The astronomers’ long-awaited new space observatory, the James Webb space telescope, will be launched on 22 December as the successor to Hubble, on an Ariane 5 rocket from the Kourou space center in French Guiana. The project is a joint development led by NASA and carried out with the European Space Agency (ESA) and the Canadian Space Agency (CSA) to help researchers answer the big questions about our cosmic origins. The launch will be live-streamed also by the Svábhegyi Observatory in Budapest!
Just as was true of Hubble, the James Webb telescope promises to make groundbreaking discoveries in almost every field of astronomy. With the largest and most sensitive optical space telescope ever built by NASA, researchers hope to map the long history of the Universe: the evolutionary stages following the Big Bang. They will also study the formation of nearby stars and the planetary systems around them, as well as exoplanets that could support life.

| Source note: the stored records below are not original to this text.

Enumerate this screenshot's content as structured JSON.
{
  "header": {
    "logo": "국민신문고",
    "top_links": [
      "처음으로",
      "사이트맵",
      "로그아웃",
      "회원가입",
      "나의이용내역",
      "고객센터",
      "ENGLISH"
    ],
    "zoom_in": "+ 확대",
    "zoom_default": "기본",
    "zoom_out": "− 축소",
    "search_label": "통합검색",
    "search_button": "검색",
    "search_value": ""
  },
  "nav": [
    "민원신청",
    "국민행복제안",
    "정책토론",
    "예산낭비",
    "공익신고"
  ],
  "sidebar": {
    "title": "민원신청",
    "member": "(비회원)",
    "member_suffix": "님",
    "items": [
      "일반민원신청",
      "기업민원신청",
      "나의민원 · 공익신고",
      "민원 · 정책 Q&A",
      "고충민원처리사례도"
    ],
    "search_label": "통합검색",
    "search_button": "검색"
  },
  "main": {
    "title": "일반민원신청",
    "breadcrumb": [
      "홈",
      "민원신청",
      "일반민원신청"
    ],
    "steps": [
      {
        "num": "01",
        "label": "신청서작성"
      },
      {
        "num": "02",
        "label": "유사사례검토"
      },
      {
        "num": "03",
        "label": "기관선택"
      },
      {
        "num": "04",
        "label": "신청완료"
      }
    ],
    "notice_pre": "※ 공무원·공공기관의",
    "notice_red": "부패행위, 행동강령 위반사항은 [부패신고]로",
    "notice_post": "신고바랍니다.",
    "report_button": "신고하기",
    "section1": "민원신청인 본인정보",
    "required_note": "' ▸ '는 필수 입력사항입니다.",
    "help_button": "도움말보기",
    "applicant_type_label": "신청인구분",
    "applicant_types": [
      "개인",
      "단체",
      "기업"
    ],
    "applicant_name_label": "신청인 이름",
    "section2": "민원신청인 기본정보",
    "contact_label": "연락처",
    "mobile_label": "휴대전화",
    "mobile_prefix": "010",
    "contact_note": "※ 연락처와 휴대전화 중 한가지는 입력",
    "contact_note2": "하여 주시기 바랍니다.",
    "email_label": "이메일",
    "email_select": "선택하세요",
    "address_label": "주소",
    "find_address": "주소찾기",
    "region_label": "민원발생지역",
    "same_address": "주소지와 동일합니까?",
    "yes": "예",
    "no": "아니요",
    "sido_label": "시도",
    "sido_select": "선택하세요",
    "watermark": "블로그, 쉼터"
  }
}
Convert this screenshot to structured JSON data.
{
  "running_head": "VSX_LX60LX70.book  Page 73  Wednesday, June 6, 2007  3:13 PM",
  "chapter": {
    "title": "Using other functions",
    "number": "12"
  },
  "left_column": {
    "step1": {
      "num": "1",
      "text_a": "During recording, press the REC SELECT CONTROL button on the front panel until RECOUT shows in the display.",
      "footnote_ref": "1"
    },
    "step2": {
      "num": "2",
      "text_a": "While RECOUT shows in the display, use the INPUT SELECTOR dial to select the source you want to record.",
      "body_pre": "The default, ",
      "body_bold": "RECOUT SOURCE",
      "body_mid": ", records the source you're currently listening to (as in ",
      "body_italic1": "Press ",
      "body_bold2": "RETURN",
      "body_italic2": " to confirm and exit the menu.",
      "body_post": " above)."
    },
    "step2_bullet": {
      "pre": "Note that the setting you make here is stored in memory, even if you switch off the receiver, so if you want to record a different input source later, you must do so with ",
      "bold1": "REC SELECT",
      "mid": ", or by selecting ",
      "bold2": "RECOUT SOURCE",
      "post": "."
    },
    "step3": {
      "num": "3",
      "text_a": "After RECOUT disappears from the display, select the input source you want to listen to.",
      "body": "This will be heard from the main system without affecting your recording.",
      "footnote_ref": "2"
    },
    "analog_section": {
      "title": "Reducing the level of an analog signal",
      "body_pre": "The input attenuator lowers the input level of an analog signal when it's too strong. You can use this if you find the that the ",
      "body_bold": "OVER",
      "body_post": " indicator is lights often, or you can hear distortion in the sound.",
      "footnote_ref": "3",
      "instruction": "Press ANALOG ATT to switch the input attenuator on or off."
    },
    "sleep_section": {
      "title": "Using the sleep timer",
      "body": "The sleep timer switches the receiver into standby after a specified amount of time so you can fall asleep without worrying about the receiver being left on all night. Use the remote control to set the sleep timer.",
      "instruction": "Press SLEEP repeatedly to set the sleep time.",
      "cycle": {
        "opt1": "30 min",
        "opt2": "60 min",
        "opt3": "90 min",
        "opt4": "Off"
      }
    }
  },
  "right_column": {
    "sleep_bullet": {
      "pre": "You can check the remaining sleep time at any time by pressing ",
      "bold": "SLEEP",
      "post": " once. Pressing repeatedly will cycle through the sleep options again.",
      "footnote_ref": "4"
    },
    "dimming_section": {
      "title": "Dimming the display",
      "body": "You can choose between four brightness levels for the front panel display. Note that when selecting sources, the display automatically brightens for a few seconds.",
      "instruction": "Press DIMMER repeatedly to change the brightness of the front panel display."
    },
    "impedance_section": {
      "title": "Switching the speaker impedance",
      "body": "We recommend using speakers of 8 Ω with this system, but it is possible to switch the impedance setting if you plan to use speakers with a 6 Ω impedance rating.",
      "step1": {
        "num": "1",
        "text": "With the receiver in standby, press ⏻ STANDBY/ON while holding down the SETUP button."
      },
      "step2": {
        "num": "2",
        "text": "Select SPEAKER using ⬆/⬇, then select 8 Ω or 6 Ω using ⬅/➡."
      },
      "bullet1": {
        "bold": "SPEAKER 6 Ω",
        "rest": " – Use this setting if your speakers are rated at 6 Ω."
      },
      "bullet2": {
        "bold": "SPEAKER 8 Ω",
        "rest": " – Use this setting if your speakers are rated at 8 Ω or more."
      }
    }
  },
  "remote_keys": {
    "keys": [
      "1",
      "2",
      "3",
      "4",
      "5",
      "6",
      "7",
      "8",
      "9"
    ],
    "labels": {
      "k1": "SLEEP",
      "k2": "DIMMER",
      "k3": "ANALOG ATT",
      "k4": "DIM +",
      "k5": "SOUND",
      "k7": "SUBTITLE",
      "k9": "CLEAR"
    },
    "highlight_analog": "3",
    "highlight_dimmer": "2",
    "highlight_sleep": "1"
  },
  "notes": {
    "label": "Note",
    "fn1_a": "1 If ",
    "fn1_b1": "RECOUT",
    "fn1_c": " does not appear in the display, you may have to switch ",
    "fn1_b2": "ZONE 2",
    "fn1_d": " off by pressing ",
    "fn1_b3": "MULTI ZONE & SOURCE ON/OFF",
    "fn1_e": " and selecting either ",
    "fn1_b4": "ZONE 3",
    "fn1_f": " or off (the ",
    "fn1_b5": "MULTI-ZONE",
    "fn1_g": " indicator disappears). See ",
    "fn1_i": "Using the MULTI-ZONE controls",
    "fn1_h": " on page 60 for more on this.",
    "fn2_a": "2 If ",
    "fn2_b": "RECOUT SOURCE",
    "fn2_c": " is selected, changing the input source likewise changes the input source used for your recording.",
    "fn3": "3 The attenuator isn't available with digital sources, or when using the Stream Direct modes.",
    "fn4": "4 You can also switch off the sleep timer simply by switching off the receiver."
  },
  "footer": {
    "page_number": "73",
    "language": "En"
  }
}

Astronomers worldwide can apply for valuable research time on the space telescope. The good news is that researchers working in the European Space Agency’s member countries, including Hungary, can get at least 15% of the total telescope time available. This is how Péter Ábrahám and other researchers from the Research Centre for Astronomy and Earth Sciences will use the telescope to study the effects of the eruptions of the young star EX Lupi on the disk around the star.
The Svábhegy Observatory will be hosting an all-night online program about the James Webb Space Telescope on 12 December, but on 22 December, you can also follow the launch live.